B.   Fungsi Evaluasi Pendidikan Islam
Fungsi evaluasi adalah membantu anak didik agar ia dapat mengubah atau mengembangkan tingkah lakunya secara sadar, serta memberi bantuan kepadanya cara meraih suatu kepuasan bila berbuat sebagaimana mestinya. Di samping itu fungsi evaluasi juga dapat membantu seorang pendidik dalam mempertimbangkan adeqvate (baik tidaknya) metode mengajar, serta membantu mempertimbangkan administrasinya.

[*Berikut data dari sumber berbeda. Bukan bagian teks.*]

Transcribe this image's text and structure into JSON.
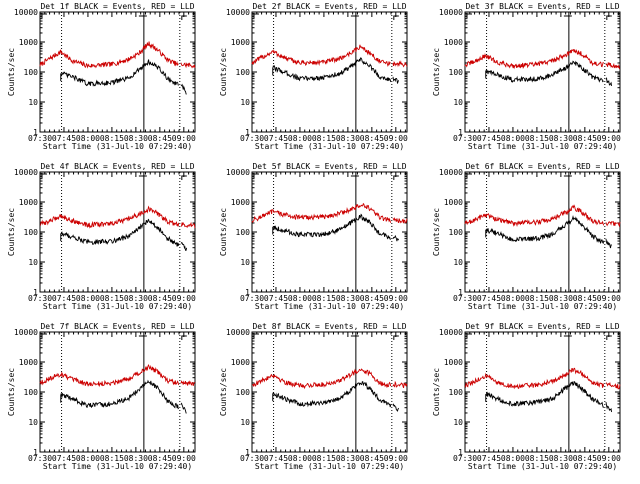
{
  "colors": {
    "events": "#000000",
    "lld": "#cc0000",
    "axis": "#000000",
    "background": "#ffffff"
  },
  "chart_data": [
    {
      "type": "line",
      "title": "Det 1f BLACK = Events, RED = LLD",
      "ylabel": "Counts/sec",
      "xlabel": "Start Time (31-Jul-10 07:29:40)",
      "x_unit": "minutes after 07:30",
      "ylim": [
        1,
        10000
      ],
      "yscale": "log",
      "xlim": [
        0,
        97
      ],
      "xticks": [
        "07:30",
        "07:45",
        "08:00",
        "08:15",
        "08:30",
        "08:45",
        "09:00"
      ],
      "yticks": [
        "1",
        "10",
        "100",
        "1000",
        "10000"
      ],
      "markers": {
        "dotted": [
          13.5,
          87.5
        ],
        "solid": [
          65
        ]
      },
      "series": [
        {
          "name": "LLD",
          "color": "#cc0000",
          "x": [
            0,
            6,
            13,
            20,
            30,
            45,
            55,
            62,
            68,
            74,
            80,
            87,
            88,
            97
          ],
          "y": [
            170,
            280,
            470,
            240,
            160,
            180,
            260,
            420,
            900,
            520,
            250,
            170,
            180,
            160
          ]
        },
        {
          "name": "Events",
          "color": "#000000",
          "x": [
            13,
            20,
            30,
            45,
            55,
            62,
            68,
            74,
            80,
            87,
            88,
            92
          ],
          "y": [
            90,
            70,
            40,
            45,
            60,
            120,
            220,
            140,
            60,
            35,
            40,
            18
          ]
        }
      ]
    },
    {
      "type": "line",
      "title": "Det 2f BLACK = Events, RED = LLD",
      "ylabel": "Counts/sec",
      "xlabel": "Start Time (31-Jul-10 07:29:40)",
      "x_unit": "minutes after 07:30",
      "ylim": [
        1,
        10000
      ],
      "yscale": "log",
      "xlim": [
        0,
        97
      ],
      "xticks": [
        "07:30",
        "07:45",
        "08:00",
        "08:15",
        "08:30",
        "08:45",
        "09:00"
      ],
      "yticks": [
        "1",
        "10",
        "100",
        "1000",
        "10000"
      ],
      "markers": {
        "dotted": [
          13.5,
          87.5
        ],
        "solid": [
          65
        ]
      },
      "series": [
        {
          "name": "LLD",
          "color": "#cc0000",
          "x": [
            0,
            6,
            13,
            20,
            30,
            45,
            55,
            62,
            68,
            74,
            80,
            87,
            88,
            97
          ],
          "y": [
            200,
            300,
            480,
            300,
            200,
            210,
            280,
            440,
            700,
            420,
            220,
            180,
            190,
            180
          ]
        },
        {
          "name": "Events",
          "color": "#000000",
          "x": [
            13,
            20,
            30,
            45,
            55,
            62,
            68,
            74,
            80,
            87,
            88,
            92
          ],
          "y": [
            140,
            100,
            60,
            65,
            90,
            150,
            260,
            150,
            70,
            55,
            60,
            45
          ]
        }
      ]
    },
    {
      "type": "line",
      "title": "Det 3f BLACK = Events, RED = LLD",
      "ylabel": "Counts/sec",
      "xlabel": "Start Time (31-Jul-10 07:29:40)",
      "x_unit": "minutes after 07:30",
      "ylim": [
        1,
        10000
      ],
      "yscale": "log",
      "xlim": [
        0,
        97
      ],
      "xticks": [
        "07:30",
        "07:45",
        "08:00",
        "08:15",
        "08:30",
        "08:45",
        "09:00"
      ],
      "yticks": [
        "1",
        "10",
        "100",
        "1000",
        "10000"
      ],
      "markers": {
        "dotted": [
          13.5,
          87.5
        ],
        "solid": [
          65
        ]
      },
      "series": [
        {
          "name": "LLD",
          "color": "#cc0000",
          "x": [
            0,
            6,
            13,
            20,
            30,
            45,
            55,
            62,
            68,
            74,
            80,
            87,
            88,
            97
          ],
          "y": [
            170,
            220,
            350,
            210,
            160,
            180,
            240,
            360,
            520,
            380,
            200,
            170,
            180,
            150
          ]
        },
        {
          "name": "Events",
          "color": "#000000",
          "x": [
            13,
            20,
            30,
            45,
            55,
            62,
            68,
            74,
            80,
            87,
            88,
            92
          ],
          "y": [
            110,
            80,
            55,
            60,
            80,
            130,
            200,
            130,
            65,
            50,
            55,
            35
          ]
        }
      ]
    },
    {
      "type": "line",
      "title": "Det 4f BLACK = Events, RED = LLD",
      "ylabel": "Counts/sec",
      "xlabel": "Start Time (31-Jul-10 07:29:40)",
      "x_unit": "minutes after 07:30",
      "ylim": [
        1,
        10000
      ],
      "yscale": "log",
      "xlim": [
        0,
        97
      ],
      "xticks": [
        "07:30",
        "07:45",
        "08:00",
        "08:15",
        "08:30",
        "08:45",
        "09:00"
      ],
      "yticks": [
        "1",
        "10",
        "100",
        "1000",
        "10000"
      ],
      "markers": {
        "dotted": [
          13.5,
          87.5
        ],
        "solid": [
          65
        ]
      },
      "series": [
        {
          "name": "LLD",
          "color": "#cc0000",
          "x": [
            0,
            6,
            13,
            20,
            30,
            45,
            55,
            62,
            68,
            74,
            80,
            87,
            88,
            97
          ],
          "y": [
            180,
            230,
            350,
            240,
            170,
            190,
            260,
            390,
            580,
            400,
            220,
            170,
            180,
            160
          ]
        },
        {
          "name": "Events",
          "color": "#000000",
          "x": [
            13,
            20,
            30,
            45,
            55,
            62,
            68,
            74,
            80,
            87,
            88,
            92
          ],
          "y": [
            90,
            70,
            45,
            50,
            70,
            130,
            250,
            140,
            60,
            35,
            45,
            25
          ]
        }
      ]
    },
    {
      "type": "line",
      "title": "Det 5f BLACK = Events, RED = LLD",
      "ylabel": "Counts/sec",
      "xlabel": "Start Time (31-Jul-10 07:29:40)",
      "x_unit": "minutes after 07:30",
      "ylim": [
        1,
        10000
      ],
      "yscale": "log",
      "xlim": [
        0,
        97
      ],
      "xticks": [
        "07:30",
        "07:45",
        "08:00",
        "08:15",
        "08:30",
        "08:45",
        "09:00"
      ],
      "yticks": [
        "1",
        "10",
        "100",
        "1000",
        "10000"
      ],
      "markers": {
        "dotted": [
          13.5,
          87.5
        ],
        "solid": [
          65
        ]
      },
      "series": [
        {
          "name": "LLD",
          "color": "#cc0000",
          "x": [
            0,
            6,
            13,
            20,
            30,
            45,
            55,
            62,
            68,
            74,
            80,
            87,
            88,
            97
          ],
          "y": [
            240,
            330,
            480,
            380,
            300,
            320,
            420,
            560,
            800,
            600,
            300,
            240,
            250,
            230
          ]
        },
        {
          "name": "Events",
          "color": "#000000",
          "x": [
            13,
            20,
            30,
            45,
            55,
            62,
            68,
            74,
            80,
            87,
            88,
            92
          ],
          "y": [
            150,
            110,
            80,
            85,
            120,
            200,
            330,
            200,
            90,
            60,
            70,
            55
          ]
        }
      ]
    },
    {
      "type": "line",
      "title": "Det 6f BLACK = Events, RED = LLD",
      "ylabel": "Counts/sec",
      "xlabel": "Start Time (31-Jul-10 07:29:40)",
      "x_unit": "minutes after 07:30",
      "ylim": [
        1,
        10000
      ],
      "yscale": "log",
      "xlim": [
        0,
        97
      ],
      "xticks": [
        "07:30",
        "07:45",
        "08:00",
        "08:15",
        "08:30",
        "08:45",
        "09:00"
      ],
      "yticks": [
        "1",
        "10",
        "100",
        "1000",
        "10000"
      ],
      "markers": {
        "dotted": [
          13.5,
          87.5
        ],
        "solid": [
          65
        ]
      },
      "series": [
        {
          "name": "LLD",
          "color": "#cc0000",
          "x": [
            0,
            6,
            13,
            20,
            30,
            45,
            55,
            62,
            68,
            74,
            80,
            87,
            88,
            97
          ],
          "y": [
            190,
            250,
            380,
            260,
            200,
            210,
            280,
            420,
            650,
            430,
            230,
            190,
            200,
            180
          ]
        },
        {
          "name": "Events",
          "color": "#000000",
          "x": [
            13,
            20,
            30,
            45,
            55,
            62,
            68,
            74,
            80,
            87,
            88,
            92
          ],
          "y": [
            120,
            90,
            55,
            60,
            85,
            160,
            280,
            160,
            70,
            45,
            55,
            30
          ]
        }
      ]
    },
    {
      "type": "line",
      "title": "Det 7f BLACK = Events, RED = LLD",
      "ylabel": "Counts/sec",
      "xlabel": "Start Time (31-Jul-10 07:29:40)",
      "x_unit": "minutes after 07:30",
      "ylim": [
        1,
        10000
      ],
      "yscale": "log",
      "xlim": [
        0,
        97
      ],
      "xticks": [
        "07:30",
        "07:45",
        "08:00",
        "08:15",
        "08:30",
        "08:45",
        "09:00"
      ],
      "yticks": [
        "1",
        "10",
        "100",
        "1000",
        "10000"
      ],
      "markers": {
        "dotted": [
          13.5,
          87.5
        ],
        "solid": [
          65
        ]
      },
      "series": [
        {
          "name": "LLD",
          "color": "#cc0000",
          "x": [
            0,
            6,
            13,
            20,
            30,
            45,
            55,
            62,
            68,
            74,
            80,
            87,
            88,
            97
          ],
          "y": [
            200,
            280,
            400,
            260,
            180,
            200,
            280,
            430,
            700,
            450,
            240,
            190,
            200,
            180
          ]
        },
        {
          "name": "Events",
          "color": "#000000",
          "x": [
            13,
            20,
            30,
            45,
            55,
            62,
            68,
            74,
            80,
            87,
            88,
            92
          ],
          "y": [
            80,
            60,
            35,
            40,
            60,
            120,
            230,
            130,
            50,
            30,
            40,
            20
          ]
        }
      ]
    },
    {
      "type": "line",
      "title": "Det 8f BLACK = Events, RED = LLD",
      "ylabel": "Counts/sec",
      "xlabel": "Start Time (31-Jul-10 07:29:40)",
      "x_unit": "minutes after 07:30",
      "ylim": [
        1,
        10000
      ],
      "yscale": "log",
      "xlim": [
        0,
        97
      ],
      "xticks": [
        "07:30",
        "07:45",
        "08:00",
        "08:15",
        "08:30",
        "08:45",
        "09:00"
      ],
      "yticks": [
        "1",
        "10",
        "100",
        "1000",
        "10000"
      ],
      "markers": {
        "dotted": [
          13.5,
          87.5
        ],
        "solid": [
          65
        ]
      },
      "series": [
        {
          "name": "LLD",
          "color": "#cc0000",
          "x": [
            0,
            6,
            13,
            20,
            30,
            45,
            55,
            62,
            68,
            74,
            80,
            87,
            88,
            97
          ],
          "y": [
            170,
            230,
            380,
            220,
            160,
            180,
            240,
            380,
            600,
            400,
            200,
            170,
            180,
            160
          ]
        },
        {
          "name": "Events",
          "color": "#000000",
          "x": [
            13,
            20,
            30,
            45,
            55,
            62,
            68,
            74,
            80,
            87,
            88,
            92
          ],
          "y": [
            90,
            60,
            40,
            45,
            60,
            120,
            220,
            130,
            55,
            35,
            40,
            25
          ]
        }
      ]
    },
    {
      "type": "line",
      "title": "Det 9f BLACK = Events, RED = LLD",
      "ylabel": "Counts/sec",
      "xlabel": "Start Time (31-Jul-10 07:29:40)",
      "x_unit": "minutes after 07:30",
      "ylim": [
        1,
        10000
      ],
      "yscale": "log",
      "xlim": [
        0,
        97
      ],
      "xticks": [
        "07:30",
        "07:45",
        "08:00",
        "08:15",
        "08:30",
        "08:45",
        "09:00"
      ],
      "yticks": [
        "1",
        "10",
        "100",
        "1000",
        "10000"
      ],
      "markers": {
        "dotted": [
          13.5,
          87.5
        ],
        "solid": [
          65
        ]
      },
      "series": [
        {
          "name": "LLD",
          "color": "#cc0000",
          "x": [
            0,
            6,
            13,
            20,
            30,
            45,
            55,
            62,
            68,
            74,
            80,
            87,
            88,
            97
          ],
          "y": [
            160,
            220,
            350,
            210,
            150,
            170,
            230,
            360,
            560,
            380,
            190,
            160,
            170,
            150
          ]
        },
        {
          "name": "Events",
          "color": "#000000",
          "x": [
            13,
            20,
            30,
            45,
            55,
            62,
            68,
            74,
            80,
            87,
            88,
            92
          ],
          "y": [
            85,
            60,
            40,
            45,
            60,
            120,
            210,
            120,
            55,
            35,
            40,
            22
          ]
        }
      ]
    }
  ]
}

Kalau dilihat prinsip yang terdapat didalam al-Qur’an dan praktek yang dilakukan oleh Rasulullah SAW, maka evaluasi berfungsi sebagai berikut:
a.       Untuk menguji daya kemampuan manusia beriman terhadap berbagai macam problema kehidupan yang dihadapi.

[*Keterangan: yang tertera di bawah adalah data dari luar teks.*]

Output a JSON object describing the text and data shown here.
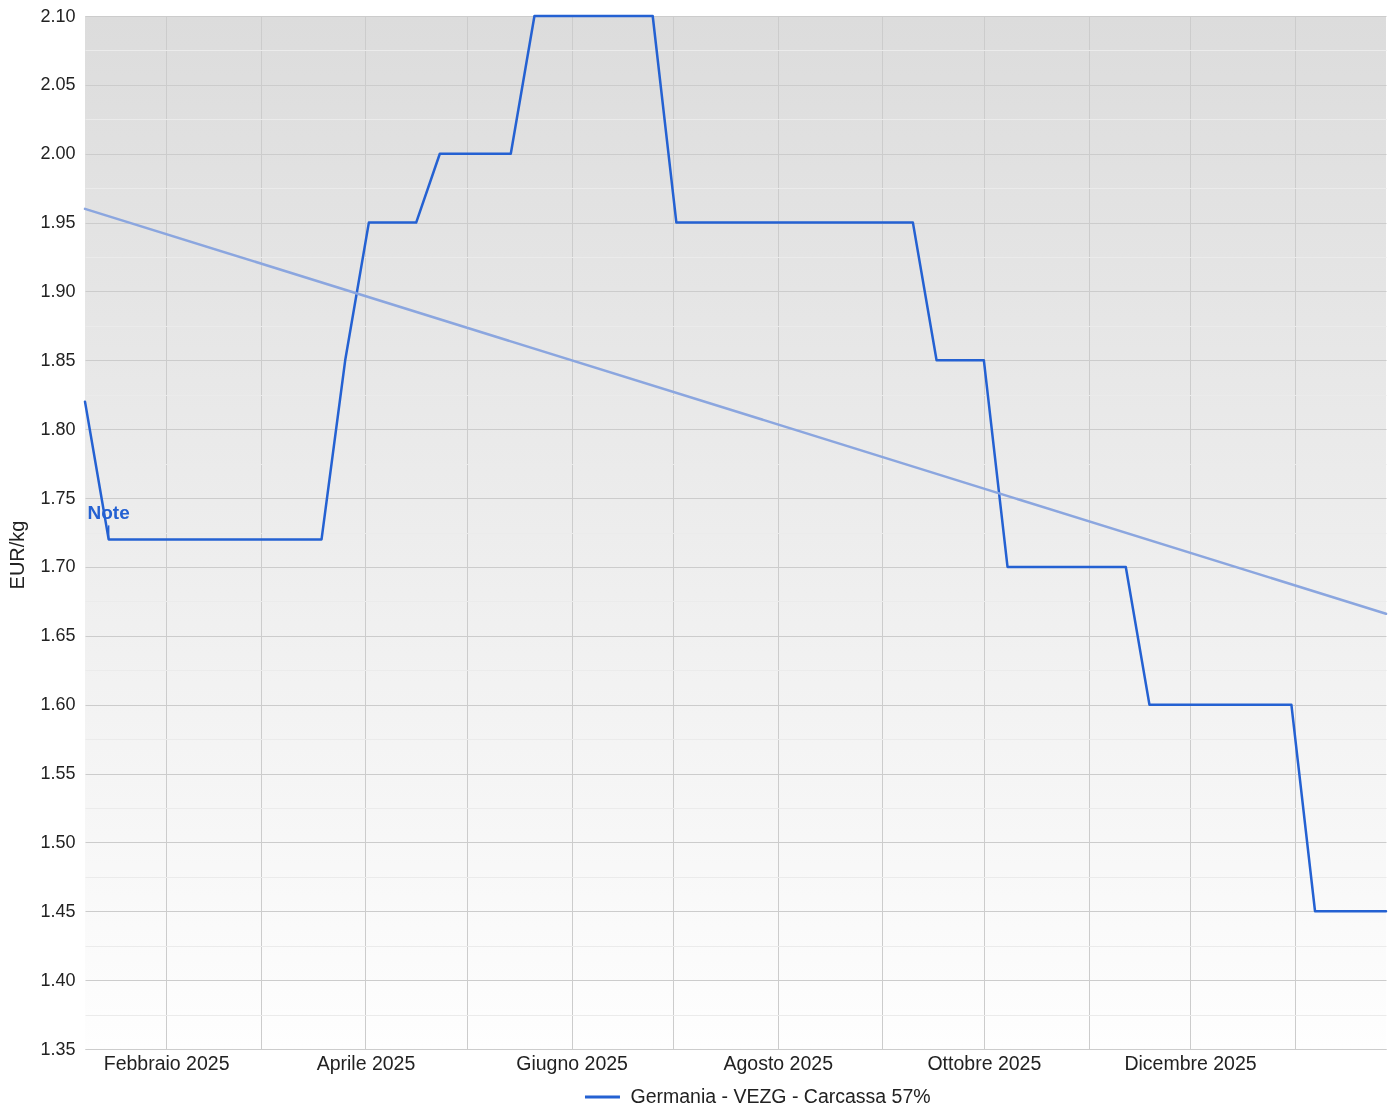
{
  "chart_data": {
    "type": "line",
    "ylabel": "EUR/kg",
    "legend": "bottom",
    "grid": true,
    "xlim": [
      "2025-01-08",
      "2026-01-28"
    ],
    "xticks": [
      {
        "value": "2025-02-01",
        "label": "Febbraio 2025"
      },
      {
        "value": "2025-03-01",
        "label": null
      },
      {
        "value": "2025-04-01",
        "label": "Aprile 2025"
      },
      {
        "value": "2025-05-01",
        "label": null
      },
      {
        "value": "2025-06-01",
        "label": "Giugno 2025"
      },
      {
        "value": "2025-07-01",
        "label": null
      },
      {
        "value": "2025-08-01",
        "label": "Agosto 2025"
      },
      {
        "value": "2025-09-01",
        "label": null
      },
      {
        "value": "2025-10-01",
        "label": "Ottobre 2025"
      },
      {
        "value": "2025-11-01",
        "label": null
      },
      {
        "value": "2025-12-01",
        "label": "Dicembre 2025"
      },
      {
        "value": "2026-01-01",
        "label": null
      }
    ],
    "ylim": [
      1.35,
      2.1
    ],
    "yticks": [
      {
        "value": 1.35,
        "label": "1.35"
      },
      {
        "value": 1.375,
        "label": null
      },
      {
        "value": 1.4,
        "label": "1.40"
      },
      {
        "value": 1.425,
        "label": null
      },
      {
        "value": 1.45,
        "label": "1.45"
      },
      {
        "value": 1.475,
        "label": null
      },
      {
        "value": 1.5,
        "label": "1.50"
      },
      {
        "value": 1.525,
        "label": null
      },
      {
        "value": 1.55,
        "label": "1.55"
      },
      {
        "value": 1.575,
        "label": null
      },
      {
        "value": 1.6,
        "label": "1.60"
      },
      {
        "value": 1.625,
        "label": null
      },
      {
        "value": 1.65,
        "label": "1.65"
      },
      {
        "value": 1.675,
        "label": null
      },
      {
        "value": 1.7,
        "label": "1.70"
      },
      {
        "value": 1.725,
        "label": null
      },
      {
        "value": 1.75,
        "label": "1.75"
      },
      {
        "value": 1.775,
        "label": null
      },
      {
        "value": 1.8,
        "label": "1.80"
      },
      {
        "value": 1.825,
        "label": null
      },
      {
        "value": 1.85,
        "label": "1.85"
      },
      {
        "value": 1.875,
        "label": null
      },
      {
        "value": 1.9,
        "label": "1.90"
      },
      {
        "value": 1.925,
        "label": null
      },
      {
        "value": 1.95,
        "label": "1.95"
      },
      {
        "value": 1.975,
        "label": null
      },
      {
        "value": 2.0,
        "label": "2.00"
      },
      {
        "value": 2.025,
        "label": null
      },
      {
        "value": 2.05,
        "label": "2.05"
      },
      {
        "value": 2.075,
        "label": null
      },
      {
        "value": 2.1,
        "label": "2.10"
      }
    ],
    "series": [
      {
        "name": "Germania - VEZG - Carcassa 57%",
        "color": "#2461d2",
        "x": [
          "2025-01-08",
          "2025-01-15",
          "2025-03-19",
          "2025-03-26",
          "2025-04-02",
          "2025-04-16",
          "2025-04-23",
          "2025-05-14",
          "2025-05-21",
          "2025-06-25",
          "2025-07-02",
          "2025-09-10",
          "2025-09-17",
          "2025-10-01",
          "2025-10-08",
          "2025-11-12",
          "2025-11-19",
          "2025-12-31",
          "2026-01-07",
          "2026-01-28"
        ],
        "values": [
          1.82,
          1.72,
          1.72,
          1.85,
          1.95,
          1.95,
          2.0,
          2.0,
          2.1,
          2.1,
          1.95,
          1.95,
          1.85,
          1.85,
          1.7,
          1.7,
          1.6,
          1.6,
          1.45,
          1.45
        ]
      },
      {
        "type": "line",
        "color": "#8ba6df",
        "x": [
          "2025-01-08",
          "2026-01-28"
        ],
        "values": [
          1.96,
          1.666
        ]
      }
    ],
    "annotations": [
      {
        "text": "Note",
        "x": "2025-01-15",
        "y": 1.72
      }
    ]
  }
}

b.      Untuk mengetahui sejauh mana atau sampai dimana hasil pendidikan wahyu yang telah disampaikan Rasulullah SAW, kepada ummatnya.

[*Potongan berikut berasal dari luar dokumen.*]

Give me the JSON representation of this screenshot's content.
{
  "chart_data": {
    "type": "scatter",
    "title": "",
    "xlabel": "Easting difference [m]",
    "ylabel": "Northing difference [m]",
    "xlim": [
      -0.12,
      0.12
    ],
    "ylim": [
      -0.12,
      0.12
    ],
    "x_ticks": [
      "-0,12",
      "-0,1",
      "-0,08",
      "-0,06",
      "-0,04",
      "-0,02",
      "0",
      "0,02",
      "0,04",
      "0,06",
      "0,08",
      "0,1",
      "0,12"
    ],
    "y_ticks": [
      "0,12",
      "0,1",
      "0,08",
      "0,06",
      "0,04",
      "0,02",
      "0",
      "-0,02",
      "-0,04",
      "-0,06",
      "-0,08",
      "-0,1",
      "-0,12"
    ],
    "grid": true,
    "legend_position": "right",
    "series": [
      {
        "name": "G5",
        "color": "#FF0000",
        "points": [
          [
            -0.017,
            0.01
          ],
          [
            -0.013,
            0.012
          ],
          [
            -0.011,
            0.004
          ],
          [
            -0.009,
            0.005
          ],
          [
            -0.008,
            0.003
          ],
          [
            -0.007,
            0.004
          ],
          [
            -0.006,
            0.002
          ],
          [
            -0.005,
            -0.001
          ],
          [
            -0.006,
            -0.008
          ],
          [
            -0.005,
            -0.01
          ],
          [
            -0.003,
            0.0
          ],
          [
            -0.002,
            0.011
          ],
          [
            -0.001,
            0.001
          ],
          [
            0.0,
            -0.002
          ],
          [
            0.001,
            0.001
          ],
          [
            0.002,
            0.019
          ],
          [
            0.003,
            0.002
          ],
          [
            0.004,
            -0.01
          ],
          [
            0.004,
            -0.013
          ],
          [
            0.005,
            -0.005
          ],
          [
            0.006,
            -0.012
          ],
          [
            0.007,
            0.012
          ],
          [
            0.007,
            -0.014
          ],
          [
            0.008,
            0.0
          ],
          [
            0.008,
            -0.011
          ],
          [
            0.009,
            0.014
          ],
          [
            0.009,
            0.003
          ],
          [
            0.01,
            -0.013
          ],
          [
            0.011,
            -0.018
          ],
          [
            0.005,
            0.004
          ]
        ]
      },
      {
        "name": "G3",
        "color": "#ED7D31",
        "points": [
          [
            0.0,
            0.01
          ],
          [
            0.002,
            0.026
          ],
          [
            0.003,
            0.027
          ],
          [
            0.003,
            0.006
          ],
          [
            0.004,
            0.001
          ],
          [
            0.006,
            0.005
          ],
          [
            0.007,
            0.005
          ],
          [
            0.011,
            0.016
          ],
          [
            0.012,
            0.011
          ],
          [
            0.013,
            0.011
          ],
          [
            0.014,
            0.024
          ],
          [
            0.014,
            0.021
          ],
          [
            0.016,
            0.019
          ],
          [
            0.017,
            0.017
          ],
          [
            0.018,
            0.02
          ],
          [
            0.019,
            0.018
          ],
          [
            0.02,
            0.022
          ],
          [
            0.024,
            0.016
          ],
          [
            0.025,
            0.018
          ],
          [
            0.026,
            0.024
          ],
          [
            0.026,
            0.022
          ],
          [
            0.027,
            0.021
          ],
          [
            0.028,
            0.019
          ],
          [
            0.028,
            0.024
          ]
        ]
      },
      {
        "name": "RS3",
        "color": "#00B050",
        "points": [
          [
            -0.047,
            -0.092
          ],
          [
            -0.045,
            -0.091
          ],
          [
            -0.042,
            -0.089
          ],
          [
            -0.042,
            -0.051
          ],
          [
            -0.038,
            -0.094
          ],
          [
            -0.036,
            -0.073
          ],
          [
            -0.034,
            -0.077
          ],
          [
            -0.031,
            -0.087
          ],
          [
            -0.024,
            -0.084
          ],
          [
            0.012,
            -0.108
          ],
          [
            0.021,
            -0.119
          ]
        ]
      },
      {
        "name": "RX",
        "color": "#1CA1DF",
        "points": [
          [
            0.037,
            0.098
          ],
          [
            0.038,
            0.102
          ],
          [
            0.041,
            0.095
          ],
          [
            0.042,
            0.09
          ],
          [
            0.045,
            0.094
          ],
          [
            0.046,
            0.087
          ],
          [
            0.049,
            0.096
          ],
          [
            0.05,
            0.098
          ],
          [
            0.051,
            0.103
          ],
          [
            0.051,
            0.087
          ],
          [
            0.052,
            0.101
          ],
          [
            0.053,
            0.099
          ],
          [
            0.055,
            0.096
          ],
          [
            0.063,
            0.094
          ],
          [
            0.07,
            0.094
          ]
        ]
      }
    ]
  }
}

evaluasi dalam pendidikan Islam  berfungsi sebagai umpan balik (feed back) atau dikenal dengan istilah  muraja’ah terhadap kegiatan pendidikan. Umpan balik berguna untuk:
1)      Ishlah, yaitu perbaikan terhadap semua komponen pendidikan termasuk perbaikan perilaku, wawasan dan kebiasaan-kebiasaan peserta didik.
2)      Tazkiyah, yaitu penyucian terhadap semua komponen pendidikan, artinya melihat kembali program-program pendidikan yang dilakukan, apakah program tersebut penting atau tidak dalam kehidupan peserta didik. Apabila terdapat program yang harus dihilangkan dan dicarikan sublimasi yang cocok dengan program semula.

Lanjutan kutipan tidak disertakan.